As British schools broke up and everyone headed off for their summer holidays, the Co-operation and Competition Panel (CCP) published their final report on Any Willing Provider. One passage that caught journalists’ and commentators’ eyes was this (para. 91):
The imposition of minimum uniform waiting times at providers [by PCTs] also appears reasonably widespread.
The CCP reported that PCTs claimed two benefits of minimum waiting times.
- more equitable treatment for patients across different providers;
- reduced expenditure for taxpayers.
The CCP criticised the first as “an unfortunate levelling-down”, and the second as a “one-off benefit that cannot be repeated”. In response to the argument that longer waits can save money as patients remove themselves from the list, they said (in a much-reported footnote to page 29):
We understand that patients will “remove themselves from the waiting list” either by dying or by paying for their own treatment at private sector providers, and that there is a relationship between the self-pay market in private healthcare and the length of waiting lists in the NHS. However, research suggests that the effect of increasing waiting times at all hospitals is unlikely to be significant. A 10% reduction in waiting times is associated with an increase in demand of between 1.35% and 2.35%. Assuming increases and decreases in waiting times have a similar effect, it is likely that an increase in waiting times will have a small impact on overall demand for services.
Actually a 2 per cent fall in elective demand sounds like a very useful saving to pocket, in return for a small increase in waiting times from (say) 15 weeks to 16.5 weeks. Unfortunately the CCP do not provide a reference for their statement that “research suggests” this. There is other evidence that waiting times over 10 weeks may deter patients: RAND Europe, City University and the King’s Fund surveyed patients’ attitudes to waiting times in 2006, and found (in para. 5.3.2):
For waiting times of 8 weeks or less, a change in waiting time is valued as zero. That is to say, on average there is no benefit from reducing the waiting time from referral to treatment below 8 weeks. Once the waiting time reaches 10 weeks, there is, however, a step change where the increases in waiting time are valued negatively (and significantly different from zero). It can be seen that the rate of change is relatively constant, implying that for waits of 10 weeks and above the valuation of waiting time increases approximately linearly.
In other words, patients are unfazed by waiting times under 10 weeks. But when waits are over 10 weeks, every extra week adds the same amount of extra disincentive. Whether this disincentive actually translates into reduced demand, unfortunately, is not something that RAND et al come to any clear conclusion about.

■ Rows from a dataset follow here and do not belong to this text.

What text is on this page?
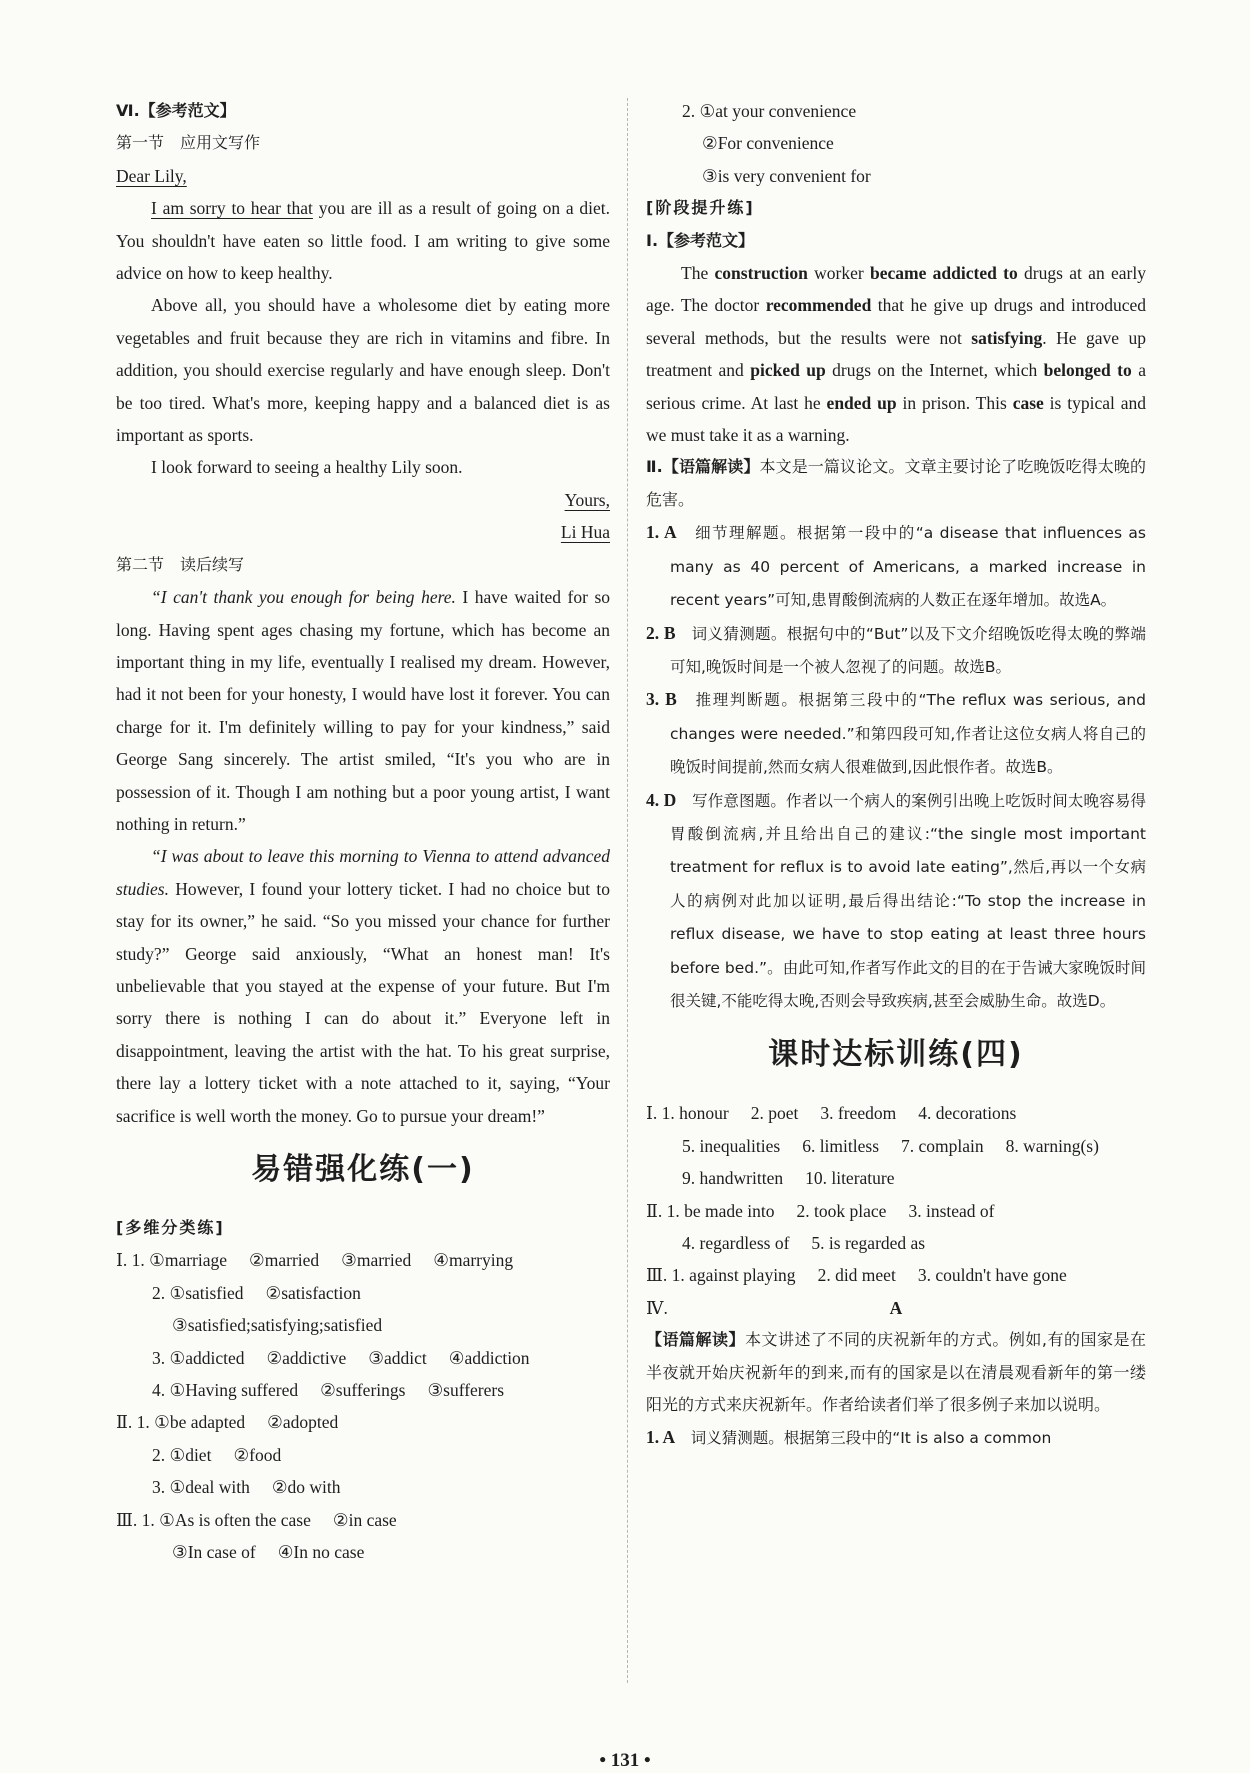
Ⅵ.【参考范文】

第一节　应用文写作

Dear Lily,

I am sorry to hear that you are ill as a result of going on a diet. You shouldn't have eaten so little food. I am writing to give some advice on how to keep healthy.

Above all, you should have a wholesome diet by eating more vegetables and fruit because they are rich in vitamins and fibre. In addition, you should exercise regularly and have enough sleep. Don't be too tired. What's more, keeping happy and a balanced diet is as important as sports.

I look forward to seeing a healthy Lily soon.

Yours,

Li Hua

第二节　读后续写

“I can't thank you enough for being here. I have waited for so long. Having spent ages chasing my fortune, which has become an important thing in my life, eventually I realised my dream. However, had it not been for your honesty, I would have lost it forever. You can charge for it. I'm definitely willing to pay for your kindness,” said George Sang sincerely. The artist smiled, “It's you who are in possession of it. Though I am nothing but a poor young artist, I want nothing in return.”

“I was about to leave this morning to Vienna to attend advanced studies. However, I found your lottery ticket. I had no choice but to stay for its owner,” he said. “So you missed your chance for further study?” George said anxiously, “What an honest man! It's unbelievable that you stayed at the expense of your future. But I'm sorry there is nothing I can do about it.” Everyone left in disappointment, leaving the artist with the hat. To his great surprise, there lay a lottery ticket with a note attached to it, saying, “Your sacrifice is well worth the money. Go to pursue your dream!”

易错强化练(一)

[多维分类练]

Ⅰ. 1. ①marriage ②married ③married ④marrying
2. ①satisfied ②satisfaction
③satisfied;satisfying;satisfied
3. ①addicted ②addictive ③addict ④addiction
4. ①Having suffered ②sufferings ③sufferers
Ⅱ. 1. ①be adapted ②adopted
2. ①diet ②food
3. ①deal with ②do with
Ⅲ. 1. ①As is often the case ②in case
③In case of ④In no case
2. ①at your convenience
②For convenience
③is very convenient for

[阶段提升练]

Ⅰ.【参考范文】

The construction worker became addicted to drugs at an early age. The doctor recommended that he give up drugs and introduced several methods, but the results were not satisfying. He gave up treatment and picked up drugs on the Internet, which belonged to a serious crime. At last he ended up in prison. This case is typical and we must take it as a warning.

Ⅱ.【语篇解读】本文是一篇议论文。文章主要讨论了吃晚饭吃得太晚的危害。

1. A　细节理解题。根据第一段中的“a disease that influences as many as 40 percent of Americans, a marked increase in recent years”可知,患胃酸倒流病的人数正在逐年增加。故选A。

2. B　词义猜测题。根据句中的“But”以及下文介绍晚饭吃得太晚的弊端可知,晚饭时间是一个被人忽视了的问题。故选B。

3. B　推理判断题。根据第三段中的“The reflux was serious, and changes were needed.”和第四段可知,作者让这位女病人将自己的晚饭时间提前,然而女病人很难做到,因此恨作者。故选B。

4. D　写作意图题。作者以一个病人的案例引出晚上吃饭时间太晚容易得胃酸倒流病,并且给出自己的建议:“the single most important treatment for reflux is to avoid late eating”,然后,再以一个女病人的病例对此加以证明,最后得出结论:“To stop the increase in reflux disease, we have to stop eating at least three hours before bed.”。由此可知,作者写作此文的目的在于告诫大家晚饭时间很关键,不能吃得太晚,否则会导致疾病,甚至会威胁生命。故选D。

课时达标训练(四)
Ⅰ. 1. honour 2. poet 3. freedom 4. decorations
5. inequalities 6. limitless 7. complain 8. warning(s)
9. handwritten 10. literature
Ⅱ. 1. be made into 2. took place 3. instead of
4. regardless of 5. is regarded as
Ⅲ. 1. against playing 2. did meet 3. couldn't have gone
Ⅳ.	A

【语篇解读】本文讲述了不同的庆祝新年的方式。例如,有的国家是在半夜就开始庆祝新年的到来,而有的国家是以在清晨观看新年的第一缕阳光的方式来庆祝新年。作者给读者们举了很多例子来加以说明。

1. A　词义猜测题。根据第三段中的“It is also a common

• 131 •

So what about the argument, advanced by the CCP and others, that it is pointless trying to save money by lengthening waiting times, because you only get the savings once? I think most commissioners would respond (as some did to the CCP) that once is better than never, and that if the requirement is 18 weeks then why divert scarce resources towards even-shorter waits for the least-sick patients in the system?
But I think minimum waiting times are objectionable for another reason: they create hopelessness.
Waiting times and waiting lists are not simply the balance of activity and the demand for healthcare. A fair amount of NHS activity is devoted to patients who are stuck in follow-up loops, who attend clinics when the result of their diagnostic test is not in the notes, who are referred to the wrong specialist, or who keep coming back as emergencies because their long term condition is not being managed.
If clinicians and managers can achieve system improvements that drive out this “failure demand” then waiting lists and times would largely disappear in those services. But no clinician or manager is going to bother, if all the benefits of system improvement are going to be instantly confiscated by a minimum waiting time requirement, bluntly imposed by the commissioner.
payment should not be withheld for short-wait activity, nor should individual patients be deliberately delayed
For this reason alone, minimum waiting times should not be an operational requirement; payment should not be withheld for short-wait activity, nor should individual patients be deliberately delayed.
Having said that, it is surely unrealistic to expect commissioners and trusts to plan activity based on (say) 10 week waits across the board, when their figures say that only 16 weeks is affordable? Or to continue to fund 8 week waits in General Surgery when Orthopaedics is struggling at 22 weeks?
To be sure, planning activity and capacity on the basis of 18 weeks, when the service concerned is currently achieving 10 weeks, is a step backwards. More than that, it is a shame, because those short waits were hard-won, and there is always the worry that letting patients wait is the easy way out for the NHS.
But times are tight. There is a difference between, on the one hand, commissioners using 18 weeks as their planning assumption, and on the other hand imposing 15-week minimum waiting times operationally on a patient by patient basis.
Good planning protects urgent patients
It is worth remembering that good planning, based on realistic assumptions about what is possible with waiting time management, also protects hard-pressed services by releasing resources for them. When long-wait targets are being aggressively pursued, this extra resource may be essential to stop urgent patients being delayed.